Be proactive about your cyber security

The threat of cyber attack is increasing exponentially in our digital world. Enterprises seeking to avoid becoming another crime statistic need to be proactive in how they implement cyber security.

Johannesburg, 09 Apr 2019
Read time 4min 00sec
Pedro Maia, managing director, IntDev.
Pedro Maia, managing director, IntDev.

There can be no doubt that in today's digital world, a cyber attack can be extremely costly for a business. Firstly, such a breach may well inflict financial damage to the organisation, owing to business being lost after the fact, or because of the cost of remediation. The other side of the coin is the potential for massive reputational damage. A cyber attack may lead to a loss of customer trust in the company, while having a reputation for poor security will make it tougher to win new contracts.

Worse still is such attacks are only increasing in frequency and severity. Just locally, there have been several high-profile breaches in the past couple of years, including the personal records of nearly a million South African drivers, allegedly from online traffic fine Web site ViewFines. Most people will also remember when seven million people were compromised after Ster-Kinekor was breached. And they will remember when over 60 million South Africans' personal data, from ID numbers to company directorships, were affected when Jigsaw Holdings, the holding company for a number of real estate agencies, was breached in the largest local attack recorded to date.

Pedro Maia, managing director of IntDev, points out that with highly sophisticated attacks now commonplace, enterprises would be better off assuming they will be breached at some point, and therefore implementing the tools required to help them detect and respond to such malicious activity proactively.

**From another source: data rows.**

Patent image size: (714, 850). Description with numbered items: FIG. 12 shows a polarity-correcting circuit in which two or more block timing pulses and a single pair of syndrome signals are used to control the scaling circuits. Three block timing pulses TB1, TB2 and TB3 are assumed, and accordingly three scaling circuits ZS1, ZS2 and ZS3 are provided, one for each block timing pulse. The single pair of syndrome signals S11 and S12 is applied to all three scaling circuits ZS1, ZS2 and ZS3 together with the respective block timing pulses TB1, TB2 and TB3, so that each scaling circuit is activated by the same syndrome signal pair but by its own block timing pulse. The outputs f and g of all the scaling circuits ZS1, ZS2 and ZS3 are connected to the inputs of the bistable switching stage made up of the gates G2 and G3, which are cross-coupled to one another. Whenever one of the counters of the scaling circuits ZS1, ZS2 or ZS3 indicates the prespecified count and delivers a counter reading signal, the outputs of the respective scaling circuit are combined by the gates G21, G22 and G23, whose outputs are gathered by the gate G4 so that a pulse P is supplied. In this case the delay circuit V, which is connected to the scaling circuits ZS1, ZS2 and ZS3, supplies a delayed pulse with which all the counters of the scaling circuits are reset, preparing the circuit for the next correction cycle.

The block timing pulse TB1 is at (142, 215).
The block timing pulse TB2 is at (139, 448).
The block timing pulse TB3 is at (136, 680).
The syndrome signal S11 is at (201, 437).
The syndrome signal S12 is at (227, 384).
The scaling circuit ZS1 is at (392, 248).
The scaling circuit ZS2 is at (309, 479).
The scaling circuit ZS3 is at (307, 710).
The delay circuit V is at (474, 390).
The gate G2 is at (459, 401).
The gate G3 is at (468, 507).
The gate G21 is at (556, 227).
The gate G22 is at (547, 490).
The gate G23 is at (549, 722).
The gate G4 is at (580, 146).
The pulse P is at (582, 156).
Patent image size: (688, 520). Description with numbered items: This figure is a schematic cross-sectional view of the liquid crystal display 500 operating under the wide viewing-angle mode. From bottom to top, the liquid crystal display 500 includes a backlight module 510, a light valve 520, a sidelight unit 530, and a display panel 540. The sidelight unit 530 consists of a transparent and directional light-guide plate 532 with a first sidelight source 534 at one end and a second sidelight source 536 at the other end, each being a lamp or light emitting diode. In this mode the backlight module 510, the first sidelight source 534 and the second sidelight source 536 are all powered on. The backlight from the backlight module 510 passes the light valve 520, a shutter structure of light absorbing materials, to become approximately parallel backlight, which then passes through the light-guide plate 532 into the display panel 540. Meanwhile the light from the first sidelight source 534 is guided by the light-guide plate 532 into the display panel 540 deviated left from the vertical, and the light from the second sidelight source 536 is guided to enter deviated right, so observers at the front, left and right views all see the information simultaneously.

"There are multiple reasons why cyber security threats are growing significantly. Not only are hackers becoming more well-funded and highly skilled, but the increasing availability of hacking tools and programs online means even lesser-skilled individuals can create havoc for your business," he says.

"Moreover, it's not only cyber criminality that is driving increased investment in cyber security. A growing body of legislation, including the EU's General Data Protection Regulation (GDPR) and our own Protection of Personal Information (POPI) Act, is also forcing organisations to take security more seriously than ever, or face heavy fines."

Maia adds that the key to effective security lies in being proactive, rather than reactive. It is, after all, better to fix the hole in the boat than to continuously try to bail water out of it. Being proactive allows your business to get ahead of the problem and address the issue at its core, instead of merely treating the symptoms.

"For those organisations seeking to be proactive, my advice would be to firstly assess your current security status, in order to know where you stand. Once the existing playing field has been established, the company can focus on establishing comprehensive security against data breaches.

"To begin with, a proactive security approach will require the full support of top management, which in turn entails getting your executives to understand the scale of the threat, along with the potential consequences of inaction. Another critical step is to ensure your organisation utilises continuous or real-time backup, to mitigate against losing or being locked out of your systems."

Maia suggests that encryption is a very powerful tool when it comes to keeping corporate data safe from outsiders, so corporate-wide encryption is a vital arrow in your proactive security quiver. He also advises putting together some form of 'living' security policy to co-ordinate the enterprise's various security efforts. By 'living', he indicates that the document should constantly be updated and in continuous evolution, as the security landscape itself changes.

"In today's climate where 'bring your own device' (BYOD) is virtually standard practice, it is also more critical than ever to ensure that employees from the reception desk to the C-suite understand the basics of security, such as the risks inherent in sending and receiving unencrypted e-mails, clicking on e-mail links and opening attachments. Regular, company-wide training on this subject should therefore be a given.

"Finally, in the modern world, security simply has to be implemented in a layered approach. Today, having a firewall and antivirus programs in place is simply not enough on its own. Organisations should also be putting in place breach prevention tactics, which encompass everything from internal intrusion prevention devices and anti-malware gateways, to anti-phishing e-mail systems and any number of others. In the end, the best breach prevention system will document and mitigate risk, and will also provide network access control and quarantine high-risk, rogue and infected devices," he concludes.